When the meeting ended I stayed for Tobin Elliott’s #storywhisperer workshop where he was trouble-shooting writing woes. Tobin is a horror writer with a boyish face that belies his writing and teaching experience, and listened to my troubles with interest and enthusiasm. The high point of my day came when he said, ”You’re writing your book right now with what you’re saying.” (I’m sure he worded it better but you get the gist). It was like a dam had been broken – I felt my own interest and enthusiasm coursing through my veins again, pumping ideas into my brain faster than I could focus on them. My journal entry that evening reads,
“Today I was reminded I’m enough. I get stuff. I notice stuff. I make connections. What more do I expect of myself? I set the bar too high when I’m alone – in everything from body image to writing. A dose of reality goes a long way.”

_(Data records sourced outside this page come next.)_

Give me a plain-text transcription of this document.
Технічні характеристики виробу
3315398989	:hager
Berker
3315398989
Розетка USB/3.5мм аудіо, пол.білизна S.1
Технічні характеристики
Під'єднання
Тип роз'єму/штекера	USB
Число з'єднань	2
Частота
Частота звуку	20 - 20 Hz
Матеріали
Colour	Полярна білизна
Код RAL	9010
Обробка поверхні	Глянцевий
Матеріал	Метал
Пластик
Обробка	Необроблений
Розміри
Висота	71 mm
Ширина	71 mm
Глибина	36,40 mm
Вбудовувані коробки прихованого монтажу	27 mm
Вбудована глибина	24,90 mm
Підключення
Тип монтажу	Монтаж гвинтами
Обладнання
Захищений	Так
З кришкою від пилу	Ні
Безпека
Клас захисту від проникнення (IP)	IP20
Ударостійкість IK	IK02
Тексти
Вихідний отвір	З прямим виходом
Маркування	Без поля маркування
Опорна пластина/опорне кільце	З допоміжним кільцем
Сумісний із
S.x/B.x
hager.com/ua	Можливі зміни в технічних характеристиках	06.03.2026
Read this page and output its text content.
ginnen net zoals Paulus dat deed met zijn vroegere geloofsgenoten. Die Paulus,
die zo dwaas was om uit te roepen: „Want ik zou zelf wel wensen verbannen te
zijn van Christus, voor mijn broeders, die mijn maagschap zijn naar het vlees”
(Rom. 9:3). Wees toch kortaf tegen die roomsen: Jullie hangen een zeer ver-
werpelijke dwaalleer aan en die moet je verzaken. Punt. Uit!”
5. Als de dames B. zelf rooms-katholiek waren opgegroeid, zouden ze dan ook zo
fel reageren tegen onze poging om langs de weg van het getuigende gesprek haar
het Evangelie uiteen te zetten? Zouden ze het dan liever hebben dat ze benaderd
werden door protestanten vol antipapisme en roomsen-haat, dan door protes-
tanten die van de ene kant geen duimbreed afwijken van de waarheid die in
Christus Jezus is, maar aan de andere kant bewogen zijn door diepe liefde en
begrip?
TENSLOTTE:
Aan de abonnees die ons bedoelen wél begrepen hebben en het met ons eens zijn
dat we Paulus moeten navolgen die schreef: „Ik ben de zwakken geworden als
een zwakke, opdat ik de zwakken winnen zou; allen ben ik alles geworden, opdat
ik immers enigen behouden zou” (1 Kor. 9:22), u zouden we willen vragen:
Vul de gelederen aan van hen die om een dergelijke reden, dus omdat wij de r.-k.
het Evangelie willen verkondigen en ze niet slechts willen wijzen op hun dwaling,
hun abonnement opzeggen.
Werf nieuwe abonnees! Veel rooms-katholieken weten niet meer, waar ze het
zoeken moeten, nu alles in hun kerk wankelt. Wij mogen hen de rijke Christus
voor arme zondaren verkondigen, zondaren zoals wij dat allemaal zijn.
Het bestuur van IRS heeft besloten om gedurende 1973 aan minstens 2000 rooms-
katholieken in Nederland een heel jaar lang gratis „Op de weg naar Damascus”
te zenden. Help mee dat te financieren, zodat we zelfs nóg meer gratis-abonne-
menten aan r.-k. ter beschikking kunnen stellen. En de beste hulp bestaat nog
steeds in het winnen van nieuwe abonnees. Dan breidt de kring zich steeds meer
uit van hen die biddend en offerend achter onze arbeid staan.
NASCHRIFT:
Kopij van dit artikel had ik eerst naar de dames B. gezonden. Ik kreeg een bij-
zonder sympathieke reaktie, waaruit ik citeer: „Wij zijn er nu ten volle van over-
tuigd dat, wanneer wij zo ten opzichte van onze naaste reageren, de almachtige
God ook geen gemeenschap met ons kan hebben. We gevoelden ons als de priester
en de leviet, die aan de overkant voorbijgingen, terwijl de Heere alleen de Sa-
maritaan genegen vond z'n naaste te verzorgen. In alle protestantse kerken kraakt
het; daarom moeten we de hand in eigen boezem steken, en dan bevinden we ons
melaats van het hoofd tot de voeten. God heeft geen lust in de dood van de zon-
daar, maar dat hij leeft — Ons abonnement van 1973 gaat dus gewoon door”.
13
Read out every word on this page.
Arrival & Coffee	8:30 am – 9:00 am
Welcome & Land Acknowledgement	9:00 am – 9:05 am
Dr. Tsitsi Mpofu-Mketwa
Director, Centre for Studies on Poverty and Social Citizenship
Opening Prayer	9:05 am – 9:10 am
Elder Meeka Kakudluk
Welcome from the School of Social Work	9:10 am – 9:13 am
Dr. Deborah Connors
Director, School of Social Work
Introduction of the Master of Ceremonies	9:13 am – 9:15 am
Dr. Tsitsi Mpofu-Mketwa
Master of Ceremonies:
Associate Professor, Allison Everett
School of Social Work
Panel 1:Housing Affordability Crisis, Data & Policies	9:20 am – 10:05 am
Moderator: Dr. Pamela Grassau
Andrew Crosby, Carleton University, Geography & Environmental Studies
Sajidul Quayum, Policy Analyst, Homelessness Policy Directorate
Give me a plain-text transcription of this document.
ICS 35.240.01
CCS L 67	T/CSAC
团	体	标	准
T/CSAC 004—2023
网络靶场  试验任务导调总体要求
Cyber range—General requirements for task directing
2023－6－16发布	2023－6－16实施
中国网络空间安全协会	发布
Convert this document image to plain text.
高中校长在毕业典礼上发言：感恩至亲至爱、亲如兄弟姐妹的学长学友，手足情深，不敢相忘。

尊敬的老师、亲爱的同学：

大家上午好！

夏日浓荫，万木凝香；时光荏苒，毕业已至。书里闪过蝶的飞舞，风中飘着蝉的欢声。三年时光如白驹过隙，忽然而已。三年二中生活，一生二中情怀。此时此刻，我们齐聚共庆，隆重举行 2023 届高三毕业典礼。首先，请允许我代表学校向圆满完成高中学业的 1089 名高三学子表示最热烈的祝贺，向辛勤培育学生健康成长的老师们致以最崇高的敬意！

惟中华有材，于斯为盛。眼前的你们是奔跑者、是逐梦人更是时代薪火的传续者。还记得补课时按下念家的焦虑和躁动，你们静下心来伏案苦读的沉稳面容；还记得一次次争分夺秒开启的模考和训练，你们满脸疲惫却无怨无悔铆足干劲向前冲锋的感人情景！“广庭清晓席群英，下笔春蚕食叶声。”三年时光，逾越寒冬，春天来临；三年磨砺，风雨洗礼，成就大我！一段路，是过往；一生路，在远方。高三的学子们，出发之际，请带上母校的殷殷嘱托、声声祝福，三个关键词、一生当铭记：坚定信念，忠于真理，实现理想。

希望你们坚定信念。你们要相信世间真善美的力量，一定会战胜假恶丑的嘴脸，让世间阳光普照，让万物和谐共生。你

It seems to me that when it comes to experiences you’re either a witness (you learn from them) or a victim (you succumb to them), and if you believe in anything wholly and without question you limit yourself, close yourself off to the possibilities beyond your rationale. All belief is fervent hope, a cover-up for doubt and uncertainty, but it’s the doubt and uncertainty that tell us we’re alive. I finally understand that it doesn’t matter what I think, write or feel – it’s more important that I do think, write, feel, that I turn up and put in the hours. It may never get any easier, but I’m starting to view Self-Doubt as a sparring partner instead of a mugger. It’s all part of the process, but it would have taken me a lot longer to learn on my own.